Former Japanese PM Abe Lied About Fukushima Safety to Win Olympic Bid
Posted September 8, 2016 by David Schumann | A Nuclear World
The 2020 summer Olympics will be held in Tokyo, Japan, a little more than 100 miles from the stricken and dangerous nuclear reactors in Fukushima. During their Olympic bid to be the host country, the current Prime Minister Shinzo Abe, told the committee that the nuclear reactors were safe and contained.
Abe gave the assurances about safety at the Fukushima plant in his September 2013 speech to the International Olympic Committee to allay concerns about awarding the Games to Tokyo. The comment met with considerable criticism at the time.
The former Prime Minister of Japan, Junichirō Koizumi, said this week that was a ‘lie’ and the plant is not safe. Koizumi has become an outspoken opponent to nuclear energy in Japan after the Fukushima accident. He recently was in the news for supporting the claims of American sailors who were sickened by the radiation plume from the day of the accident, but told by TEPCO and Japan that the accident was less severe than it was at the time, causing them to remain in harms way.
Koizumi, one of Japan’s most popular premiers during his 2001-2006 term, became an outspoken critic of nuclear energy after a March 2011 earthquake and tsunami triggered meltdowns at Tokyo Electric Power Co’s (Tepco) Fukushima Daiichi plant, the worst nuclear disaster since Chernobyl in 1986.
Koizumi said that it was a lie and there facility is not under control.
Mr.

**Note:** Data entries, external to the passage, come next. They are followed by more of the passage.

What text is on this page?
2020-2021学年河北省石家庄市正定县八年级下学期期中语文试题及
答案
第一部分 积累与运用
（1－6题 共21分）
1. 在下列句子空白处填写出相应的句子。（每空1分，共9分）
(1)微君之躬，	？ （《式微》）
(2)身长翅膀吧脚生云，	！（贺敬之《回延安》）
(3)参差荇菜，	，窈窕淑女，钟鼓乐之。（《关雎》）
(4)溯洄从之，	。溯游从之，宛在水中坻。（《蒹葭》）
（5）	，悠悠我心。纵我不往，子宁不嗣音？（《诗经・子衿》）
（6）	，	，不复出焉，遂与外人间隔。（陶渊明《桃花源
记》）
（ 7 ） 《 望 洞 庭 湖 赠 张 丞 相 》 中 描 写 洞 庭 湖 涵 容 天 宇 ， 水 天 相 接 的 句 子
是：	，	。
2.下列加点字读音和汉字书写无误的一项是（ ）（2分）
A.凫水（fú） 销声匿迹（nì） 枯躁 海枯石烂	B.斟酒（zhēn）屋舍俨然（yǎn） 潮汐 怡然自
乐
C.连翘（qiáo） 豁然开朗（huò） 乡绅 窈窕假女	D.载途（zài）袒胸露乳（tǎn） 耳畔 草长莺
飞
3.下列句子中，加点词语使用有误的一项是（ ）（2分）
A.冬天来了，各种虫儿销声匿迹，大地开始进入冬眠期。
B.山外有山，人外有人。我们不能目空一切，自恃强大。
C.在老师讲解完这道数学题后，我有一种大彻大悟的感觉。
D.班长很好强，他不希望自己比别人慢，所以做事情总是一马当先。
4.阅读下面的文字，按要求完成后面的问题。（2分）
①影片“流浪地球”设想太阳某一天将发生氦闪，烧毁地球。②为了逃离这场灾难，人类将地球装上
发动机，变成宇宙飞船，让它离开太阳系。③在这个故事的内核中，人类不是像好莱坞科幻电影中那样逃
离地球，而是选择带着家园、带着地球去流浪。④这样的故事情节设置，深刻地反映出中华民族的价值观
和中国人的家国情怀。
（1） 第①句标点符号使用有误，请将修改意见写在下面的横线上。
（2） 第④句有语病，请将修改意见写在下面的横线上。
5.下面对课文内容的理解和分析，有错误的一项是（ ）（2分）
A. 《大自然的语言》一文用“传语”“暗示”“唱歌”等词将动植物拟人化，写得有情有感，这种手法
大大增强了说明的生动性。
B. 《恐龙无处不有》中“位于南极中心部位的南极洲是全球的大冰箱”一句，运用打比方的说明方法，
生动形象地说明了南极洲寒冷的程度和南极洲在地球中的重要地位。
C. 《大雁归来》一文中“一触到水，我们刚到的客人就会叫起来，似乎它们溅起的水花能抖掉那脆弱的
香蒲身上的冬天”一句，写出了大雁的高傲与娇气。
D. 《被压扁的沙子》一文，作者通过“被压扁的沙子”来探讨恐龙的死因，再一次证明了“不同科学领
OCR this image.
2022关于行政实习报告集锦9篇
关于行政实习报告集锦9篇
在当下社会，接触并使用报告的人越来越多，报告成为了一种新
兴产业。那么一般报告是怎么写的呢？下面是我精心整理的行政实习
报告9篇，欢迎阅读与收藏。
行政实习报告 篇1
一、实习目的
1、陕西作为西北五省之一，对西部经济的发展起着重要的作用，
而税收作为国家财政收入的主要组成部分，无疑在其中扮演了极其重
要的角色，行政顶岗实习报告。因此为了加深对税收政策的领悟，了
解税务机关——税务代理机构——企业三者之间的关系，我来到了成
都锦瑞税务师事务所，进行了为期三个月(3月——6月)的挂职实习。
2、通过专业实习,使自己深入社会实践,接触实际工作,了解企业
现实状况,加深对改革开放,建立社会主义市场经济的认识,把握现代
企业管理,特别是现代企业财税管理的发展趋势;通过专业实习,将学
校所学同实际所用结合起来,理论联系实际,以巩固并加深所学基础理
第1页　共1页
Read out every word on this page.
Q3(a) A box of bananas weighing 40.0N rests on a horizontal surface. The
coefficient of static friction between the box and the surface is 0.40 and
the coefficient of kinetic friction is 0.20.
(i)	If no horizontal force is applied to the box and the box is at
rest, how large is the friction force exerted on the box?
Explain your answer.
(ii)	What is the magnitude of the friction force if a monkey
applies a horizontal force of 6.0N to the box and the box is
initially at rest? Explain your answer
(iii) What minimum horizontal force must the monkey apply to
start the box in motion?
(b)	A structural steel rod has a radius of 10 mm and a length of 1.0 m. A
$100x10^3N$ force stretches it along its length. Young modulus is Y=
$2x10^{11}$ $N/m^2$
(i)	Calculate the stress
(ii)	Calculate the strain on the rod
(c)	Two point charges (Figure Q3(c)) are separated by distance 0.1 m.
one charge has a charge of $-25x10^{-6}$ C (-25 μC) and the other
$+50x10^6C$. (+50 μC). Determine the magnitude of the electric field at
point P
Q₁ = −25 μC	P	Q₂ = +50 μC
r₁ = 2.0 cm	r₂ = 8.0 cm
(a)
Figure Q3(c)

Abe’s ‘under control’ remark, that was a lie, Koizumi, now 74 and his unruly mane of hair turned white, told a news conference where he repeated his opposition to nuclear power.
‘It is not under control’, Koizumi added, citing as an example Tepco’s widely questioned efforts to build the world’s biggest ‘ice wall’ to keep groundwater from flowing into the basements of the damaged reactors and getting contaminated.’
‘They keep saying they can do it, but they can’t,’ Koizumi said. Experts say handling the nearly million tonnes of radioactive water stored in tanks on the Fukushima site is one of the biggest challenges.
As the book, Heal and Protect: A Nuclear World, makes clear: the crippled nuclear reactors at Fukushima are far from being out of harms way and much greater devastation could occur there if another serious earthquake or tsunami strikes the reactor. Spent fuel rods still sit precariously above a damaged building that continues to leak radiation. Until they can remove the spent-fuel rods, which is decades away, the site will still be a serious hazard, not just to Japan, but the entire world.